Para a espécie canina foi observada que a maior frequência dos atendimentos ocorreu no mês de agosto, curiosamente tal mês é popularmente conhecido como o “mês do cachorro louco” e também o mês em que tradicionalmente ocorrem as campanhas antirrábicas municipais. Uma possível explicação seria uma maior preocupação da população em relação à transmissão da raiva com as mordeduras ocasionadas por cães no mês de agosto, dado que há fatores que a faz lembrar-se desta doença, refletindo em uma maior notificação dos acidentes por parte dos pacientes expostos.

Para a espécie quiróptera houve uma sazonalidade bastante evidente com predomínio dos atendimentos nos meses de primavera e verão, assim como observado em estudos similares na Austrália, Estados Unidos da América e Canadá.61,62,63,70 Tal perfil sugere a importância do incremento de ações de prevenção a exposições por morcegos junto à população nestes períodos.
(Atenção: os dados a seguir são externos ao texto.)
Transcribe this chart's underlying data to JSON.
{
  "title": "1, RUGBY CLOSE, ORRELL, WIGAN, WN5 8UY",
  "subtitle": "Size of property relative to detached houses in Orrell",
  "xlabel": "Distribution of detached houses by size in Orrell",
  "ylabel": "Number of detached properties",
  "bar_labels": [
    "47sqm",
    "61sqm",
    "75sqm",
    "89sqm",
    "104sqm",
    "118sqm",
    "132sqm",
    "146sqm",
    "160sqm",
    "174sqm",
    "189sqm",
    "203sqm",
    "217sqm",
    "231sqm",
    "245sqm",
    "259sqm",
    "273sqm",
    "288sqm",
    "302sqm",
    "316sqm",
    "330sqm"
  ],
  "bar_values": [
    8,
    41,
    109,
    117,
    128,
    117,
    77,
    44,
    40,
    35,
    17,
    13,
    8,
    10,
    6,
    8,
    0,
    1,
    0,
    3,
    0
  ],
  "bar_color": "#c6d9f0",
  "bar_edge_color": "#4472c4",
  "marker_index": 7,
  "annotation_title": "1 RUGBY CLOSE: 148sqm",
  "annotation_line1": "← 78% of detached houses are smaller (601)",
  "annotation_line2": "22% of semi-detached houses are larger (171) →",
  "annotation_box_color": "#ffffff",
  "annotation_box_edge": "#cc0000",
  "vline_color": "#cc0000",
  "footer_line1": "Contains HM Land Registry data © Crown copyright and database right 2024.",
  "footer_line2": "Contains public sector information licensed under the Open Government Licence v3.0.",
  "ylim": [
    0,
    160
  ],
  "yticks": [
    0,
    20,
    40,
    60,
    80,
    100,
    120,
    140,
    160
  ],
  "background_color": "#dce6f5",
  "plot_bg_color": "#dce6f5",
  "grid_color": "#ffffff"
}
Com relação à análise espacial dos atendimentos, dado que a maioria das notificações ocorreu nos centros de saúde de residência das vítimas, os mapas permitiram concluir que análises a partir dos endereços de residência dos pacientes

são úteis para avaliações do ponto de vista da gestão pública, já que demonstram os territórios onde há uma maior demanda profissional para a investigação e condução destes atendimentos bem como por imunobiológicos. Além do mais, as análises espaciais pelas principais espécies agressoras permitiram identificar áreas em que a população residente estava mais sensibilizada para a notificação de acidentes com o envolvimento da espécie felina (por exemplo, CS Anchieta e Santa Lúcia) e da espécie quiróptera (a exemplo do CS de Barão Geraldo).